BLK Barbie* Project
The BLK Ken & Barbie: The Dis-Identification Performance (2014) is a unique collaboration that visually reconstructs the real stage of everyday Black men and women’s lives and places these dolls in the midst of their reality. The multi-layered element has been a part of the “BLK Ken & Barbies” series, as they are situated in everyday environmental settings of Black daily lives, juxtaposed with full coloured images merged with haute couture and polished elegance. This includes the sometimes visually dysfunctional Black and white environment/backdrop treatment – which may also include a messy and disordered home/bedroom, smoking and broken down car, local meat and grocery shops, local Caribbean restaurants or a local junk yard while looking for car parts. This concept is a direct play on W.E.B. DuBois’ theory of Double Consciousness that he developed out of the necessity for African American’s need to have controlled images of their representation while in public and in front of White folks and negotiating their own cultural and self-representation within themselves. This internal conflict and constant negotiation can be seen as a schizophrenic sickness within the individual about their actual identity and perceived identities.
This historical process will contribute to a dialogue around our colonial, post-colonial and neo-colonial identities. This visual dialogue is pivotal to the diverse historical African-American slavery sexual scripting that academics say is at the core of popular cultures Black male and female gender identity formations (Female; Freak, Gold Digger, Diva, Jezebel, Baby Mama and Dyke; Males; Studs/Buck, Vicious criminal, Social delinquent, Petty thief, Savage African, Superior Athlete, Natural-born Musician, Perfect Entertainer, Mental Inferior).

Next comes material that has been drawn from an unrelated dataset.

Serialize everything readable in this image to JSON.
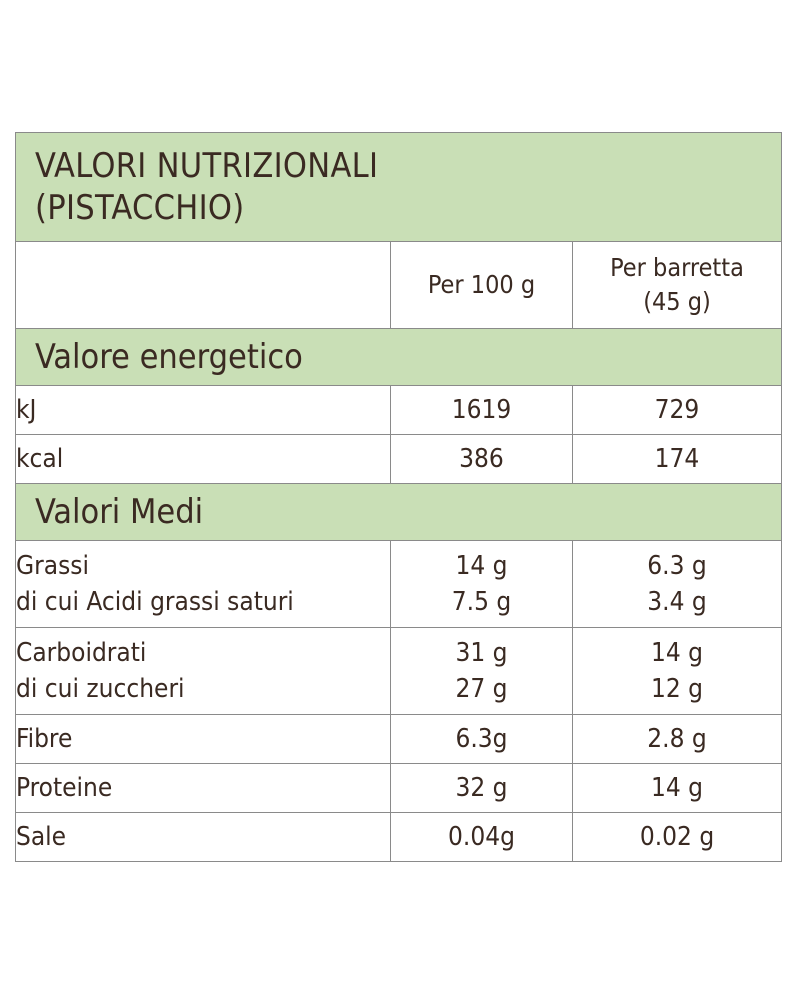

This body of work visually explores the ways Black male and female youth/people forge their own historical consciousness and a sense of generational identity through reconstructing post-colonial Black Barbie and Ken personas. This is the symmetry of the diversely photographed posed “innocent inanimate objects” Black dolls alongside poised human images that sometimes straddle gender boundaries and actual displayed Black dolls negotiating these projected and prescribed feminine and masculine identities from their respective private and public identities.